Тут старушка стучит в дверь, шепчет:
– Расходитесь, к заутрене ударят сейчас.
И, когда провожала меня переходами, говорит:
– Вы бы дали рублик мне!
Едва я не зашиб её.
Дён пять прожил я с Христей, а больше невозможно было: стали клирошанки и послушницы сильно приставать, да и хотелось мне побыть одному, одумать этот случай. Как можно запрещать женщине родить детей, если такова воля её и если дети всегда были, есть и будут началом новой жизни, носителями новых сил?
Было и ещё одно, чего должен я был избежать; показала мне Христя подругу свою: тоненькая девочка, белокурая и голубоглазая, похожа на Ольгу мою. Личико чистое, и с великой грустью смотрит она на всё. Потянуло меня к ней, а Христя всё уговаривает. Для меня же тут дело иначе стояло: ведь Христина не девушка, а Юлия невинна, стало быть, и муж её должен быть таков. И не имел я веры в себя, не знал, кто я такой; с Христей это мне не мешало, а с той – могло помешать; почему – не знаю, но могло.
Простился я с Христей; всплакнула она немного, просила писать ей, хотела известить, когда забеременеет, и тайный адресок дала. Вскоре после разлуки написал я ей – ответила хорошим письмом; ещё написал – молчит. И уже года через полтора, в Задонье, получил я её письмо – долго оно лежало на почте. В том письме извещала она, что родился у неё ребёнок, сын, Матвей, весел и здоров, и что живёт она у тётки, а дядя помер, опился. Теперь, пишет, я сама себе госпожа, и коли ты придёшь – был бы принят с радостью. Захотелось мне сына увидать и случайную жену мою, но в то время выходил я на верную дорогу и – отказал ей: не могу, – мол, – после приду.

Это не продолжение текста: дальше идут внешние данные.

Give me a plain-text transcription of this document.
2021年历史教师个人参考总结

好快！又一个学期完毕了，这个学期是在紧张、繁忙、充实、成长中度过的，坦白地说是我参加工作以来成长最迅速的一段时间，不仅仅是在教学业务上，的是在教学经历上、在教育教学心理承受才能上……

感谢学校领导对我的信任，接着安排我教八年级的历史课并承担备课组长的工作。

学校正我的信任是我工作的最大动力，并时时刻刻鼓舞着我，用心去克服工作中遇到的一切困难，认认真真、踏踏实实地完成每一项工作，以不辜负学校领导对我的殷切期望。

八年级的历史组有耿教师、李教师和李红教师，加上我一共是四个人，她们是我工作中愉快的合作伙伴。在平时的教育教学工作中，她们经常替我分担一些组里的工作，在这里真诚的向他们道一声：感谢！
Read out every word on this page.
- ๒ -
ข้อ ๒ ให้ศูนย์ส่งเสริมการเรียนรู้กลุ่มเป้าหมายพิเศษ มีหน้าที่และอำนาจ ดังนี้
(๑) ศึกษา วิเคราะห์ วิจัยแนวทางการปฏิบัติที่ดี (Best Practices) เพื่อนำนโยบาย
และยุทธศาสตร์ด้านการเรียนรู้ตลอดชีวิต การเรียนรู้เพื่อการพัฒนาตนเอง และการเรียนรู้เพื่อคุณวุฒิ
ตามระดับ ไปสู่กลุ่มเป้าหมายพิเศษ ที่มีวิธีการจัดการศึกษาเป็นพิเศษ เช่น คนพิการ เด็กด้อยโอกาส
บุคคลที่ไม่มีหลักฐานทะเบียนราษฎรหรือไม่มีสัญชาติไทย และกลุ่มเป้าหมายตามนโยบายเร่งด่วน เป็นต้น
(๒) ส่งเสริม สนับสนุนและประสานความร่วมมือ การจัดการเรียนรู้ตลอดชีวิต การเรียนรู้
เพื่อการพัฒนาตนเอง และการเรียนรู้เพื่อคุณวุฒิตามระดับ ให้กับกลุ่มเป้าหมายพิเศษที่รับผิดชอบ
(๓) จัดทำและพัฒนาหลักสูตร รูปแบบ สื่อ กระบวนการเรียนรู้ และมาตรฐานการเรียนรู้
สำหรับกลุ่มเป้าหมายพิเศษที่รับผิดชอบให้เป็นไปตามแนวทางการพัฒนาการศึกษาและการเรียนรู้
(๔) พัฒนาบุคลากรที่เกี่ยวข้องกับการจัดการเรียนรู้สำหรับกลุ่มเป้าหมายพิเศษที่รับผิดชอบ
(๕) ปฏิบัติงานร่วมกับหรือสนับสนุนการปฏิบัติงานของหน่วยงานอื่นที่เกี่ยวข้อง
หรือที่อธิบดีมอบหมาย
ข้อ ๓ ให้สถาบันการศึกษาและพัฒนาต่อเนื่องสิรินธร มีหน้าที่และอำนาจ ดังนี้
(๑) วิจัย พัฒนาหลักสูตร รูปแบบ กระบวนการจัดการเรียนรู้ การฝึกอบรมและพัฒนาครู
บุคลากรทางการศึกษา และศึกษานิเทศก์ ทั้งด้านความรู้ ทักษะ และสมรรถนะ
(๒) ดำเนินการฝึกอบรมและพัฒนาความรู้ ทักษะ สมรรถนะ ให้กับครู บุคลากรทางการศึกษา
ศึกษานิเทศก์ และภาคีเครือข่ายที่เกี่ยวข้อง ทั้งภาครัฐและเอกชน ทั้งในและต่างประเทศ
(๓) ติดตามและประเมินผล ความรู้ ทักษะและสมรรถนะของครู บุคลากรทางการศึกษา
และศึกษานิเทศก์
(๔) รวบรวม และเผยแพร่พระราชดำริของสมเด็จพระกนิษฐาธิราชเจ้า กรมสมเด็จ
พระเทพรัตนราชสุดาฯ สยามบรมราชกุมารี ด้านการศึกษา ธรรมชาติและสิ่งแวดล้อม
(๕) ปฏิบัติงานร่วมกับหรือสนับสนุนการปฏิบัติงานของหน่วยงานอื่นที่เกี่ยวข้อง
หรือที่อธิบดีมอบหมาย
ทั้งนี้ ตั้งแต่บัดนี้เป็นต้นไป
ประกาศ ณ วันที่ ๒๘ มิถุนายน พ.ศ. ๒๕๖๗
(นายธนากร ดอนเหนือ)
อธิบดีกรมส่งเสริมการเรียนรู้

А после она замуж за торговца книгами и картинами вышла и в Рыбинск уехала жить.
Первый раз в Христине увидал я человека, который не носит страха в своей душе и готов бороться за себя всей силой. Но тогда не оценил этой черты по великой цене её.
После случая с Христиной пробовал я работать в городе, да не по недугу оказалось это мне – тесно и душно. Народ мастеровой не нравится наготою души своей и открытой манерой отдавать себя во власть хозяину: каждый всем своим поведением как бы кричит:
«Нате вот, жрите тело моё, пейте кровь, некуда мне деваться на земле!»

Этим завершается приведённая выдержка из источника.